Messaoudi I, Guevara-Patino J, Dyall R, LeMaoult J, Nikolich-Zugich J. (2002). Direct link between mhc polymorphism, T cell avidity, and diversity in immune defense. Science 29;298(5599):1797-800.

Guevara-Patiño J, Turk M, Wolchok J and Houghton A. (2003). Cellular and humoral immune responses to melanoma differentiation antigens. Adv. Cancer Res. 90:157-77.

Gold J, Ferrone C, Guevara-Patino J, Hawkins W, Dyall R, Engelhorn M, Wolchok J, Lewis J and Houghton A. (2003). A single heteroclitic epitope determines cancer immunity following xenogeneic DNA immunization against a tumor differentiation antigen. J. Immunol. 170(10):5188-94.

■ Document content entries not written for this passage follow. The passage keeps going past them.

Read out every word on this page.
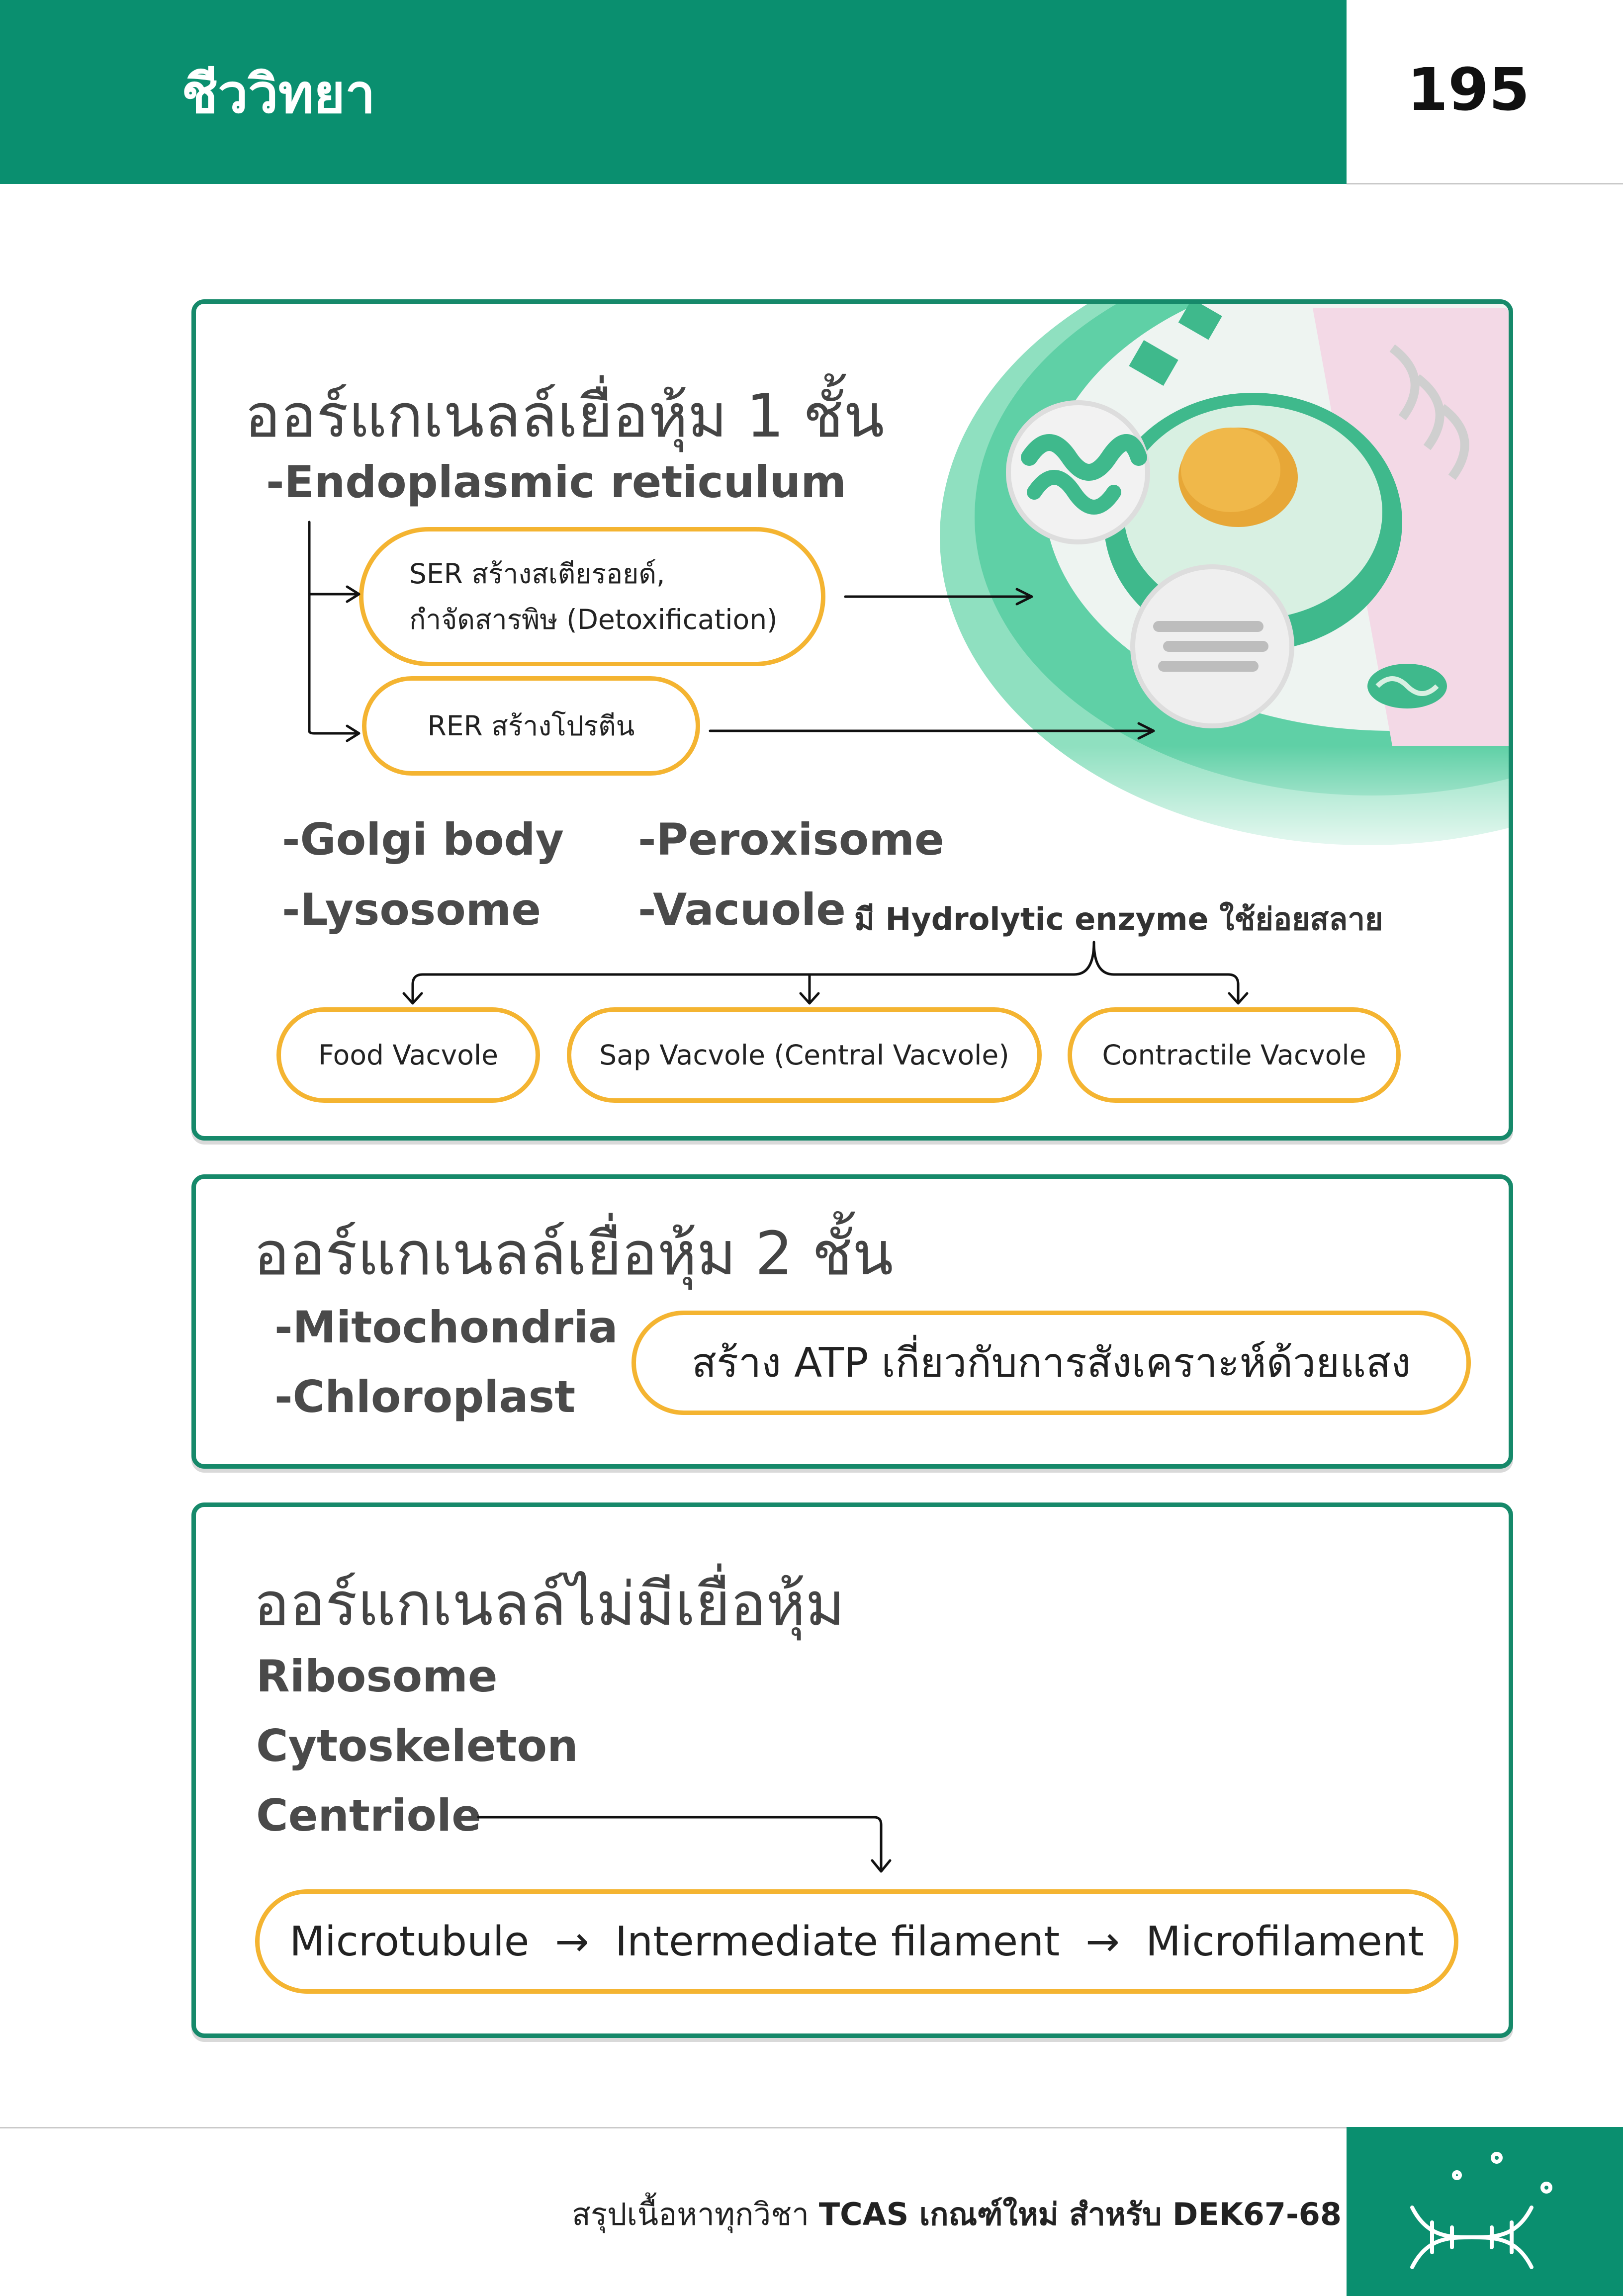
ชีววิทยา	195
ออร์แกเนลล์เยื่อหุ้ม 1 ชั้น
-Endoplasmic reticulum
SER สร้างสเตียรอยด์,
กำจัดสารพิษ (Detoxification)
RER สร้างโปรตีน
-Golgi body
-Lysosome
-Peroxisome
-Vacuole มี Hydrolytic enzyme ใช้ย่อยสลาย
Food Vacvole	Sap Vacvole (Central Vacvole)	Contractile Vacvole
ออร์แกเนลล์เยื่อหุ้ม 2 ชั้น
-Mitochondria
-Chloroplast
สร้าง ATP เกี่ยวกับการสังเคราะห์ด้วยแสง
ออร์แกเนลล์ไม่มีเยื่อหุ้ม
Ribosome
Cytoskeleton
Centriole
Microtubule → Intermediate filament → Microfilament
สรุปเนื้อหาทุกวิชา TCAS เกณฑ์ใหม่ สำหรับ DEK67-68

Gregor P, Wolchok J, Ferrone C, Buchinshky H, Guevara-Patino J, Perales M, Mortazavi F, Bacich D, Heston W, Latouche J, Sadelain M, Allison J, Scher H and Houghton A. (2004). CTLA-4 blockade in combination with xenogeneic DNA vaccines enhances T-cell responses, tumor immunity and autoimmunity to self antigens in animal and cellular model systems. Vaccine. 22(13-14):1700-8.

Houghton AN, Guevara-Patino J. (2004). Immune recognition of self in immunity against cancer. J. Clin. Invest.114(4):468-71.

Turk M, Guevara-Patino J, Rizutto G, Engelhorn M and Houghton A. (2004). Concomitant tumor immunity to a poorly immunogenic melanoma is prevented by regulatory T cells. J. Exp. Med. 200: 771-782.